As investigações apontam ainda que, além de não possuir habilitação para pilotar helicópteros, o empresário estava com o Certificado Médico Aeronáutico (CMA) vencido. Ele recebeu autuação pelo crime de atentado contra a segurança de transporte marítimo, fluvial ou aéreo.
No momento do acidente, quatro pessoas estavam a bordo do helicóptero. Entre os ocupantes estavam o irmão gêmeo do piloto, Josean Rodrigues Ferreira, o empresário Lamartynne Oliveira, proprietário da aeronave, e uma criança de 9 anos. Três pessoas, incluindo o piloto, foram encaminhadas para atendimento hospitalar após a queda.
Até o momento, a defesa de Josevan não se pronunciou.

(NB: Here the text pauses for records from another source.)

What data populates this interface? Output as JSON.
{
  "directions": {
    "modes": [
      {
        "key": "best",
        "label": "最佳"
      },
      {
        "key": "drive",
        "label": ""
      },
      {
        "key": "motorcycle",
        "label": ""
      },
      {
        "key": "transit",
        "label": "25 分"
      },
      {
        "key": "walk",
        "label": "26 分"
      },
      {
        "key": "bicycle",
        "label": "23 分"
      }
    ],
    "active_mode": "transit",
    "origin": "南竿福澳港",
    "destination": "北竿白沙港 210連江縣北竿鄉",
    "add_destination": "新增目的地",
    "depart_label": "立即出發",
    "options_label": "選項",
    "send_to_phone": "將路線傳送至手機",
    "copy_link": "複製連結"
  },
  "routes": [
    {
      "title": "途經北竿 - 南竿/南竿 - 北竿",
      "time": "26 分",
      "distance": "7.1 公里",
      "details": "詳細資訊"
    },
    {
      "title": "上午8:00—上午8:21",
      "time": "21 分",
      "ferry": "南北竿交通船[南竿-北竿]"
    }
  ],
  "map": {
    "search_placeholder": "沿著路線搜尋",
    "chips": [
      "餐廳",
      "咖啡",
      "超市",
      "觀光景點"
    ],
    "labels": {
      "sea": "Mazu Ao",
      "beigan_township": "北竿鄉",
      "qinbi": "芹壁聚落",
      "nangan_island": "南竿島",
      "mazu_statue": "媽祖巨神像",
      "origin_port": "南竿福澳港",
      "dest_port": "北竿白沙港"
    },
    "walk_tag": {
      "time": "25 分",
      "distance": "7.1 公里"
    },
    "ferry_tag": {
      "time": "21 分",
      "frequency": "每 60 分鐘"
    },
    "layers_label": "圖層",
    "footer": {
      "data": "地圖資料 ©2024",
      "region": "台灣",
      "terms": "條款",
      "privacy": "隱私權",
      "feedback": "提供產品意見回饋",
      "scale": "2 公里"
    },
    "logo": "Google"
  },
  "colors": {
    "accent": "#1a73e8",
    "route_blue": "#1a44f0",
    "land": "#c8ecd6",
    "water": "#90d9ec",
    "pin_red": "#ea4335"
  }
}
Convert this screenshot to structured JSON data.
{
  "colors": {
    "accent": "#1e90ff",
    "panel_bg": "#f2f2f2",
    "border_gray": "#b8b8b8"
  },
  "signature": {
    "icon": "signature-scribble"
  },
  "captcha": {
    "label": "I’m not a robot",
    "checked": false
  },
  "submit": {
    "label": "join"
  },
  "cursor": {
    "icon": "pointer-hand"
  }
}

Queda aconteceu logo após tentativa de decolagem
Registros em vídeo mostram que o helicóptero caiu poucos instantes depois de deixar o solo. Conforme o Corpo de Bombeiros, a aeronave havia partido de João Pessoa e fez uma parada em Campina Grande para reabastecimento. Durante a tentativa de decolagem, o motor apresentou perda de potência.
A Força Aérea Brasileira (FAB) iniciou uma apuração para identificar as causas do acidente. Equipes técnicas estiveram no local para análise das condições da aeronave e coleta de informações que possam esclarecer o ocorrido.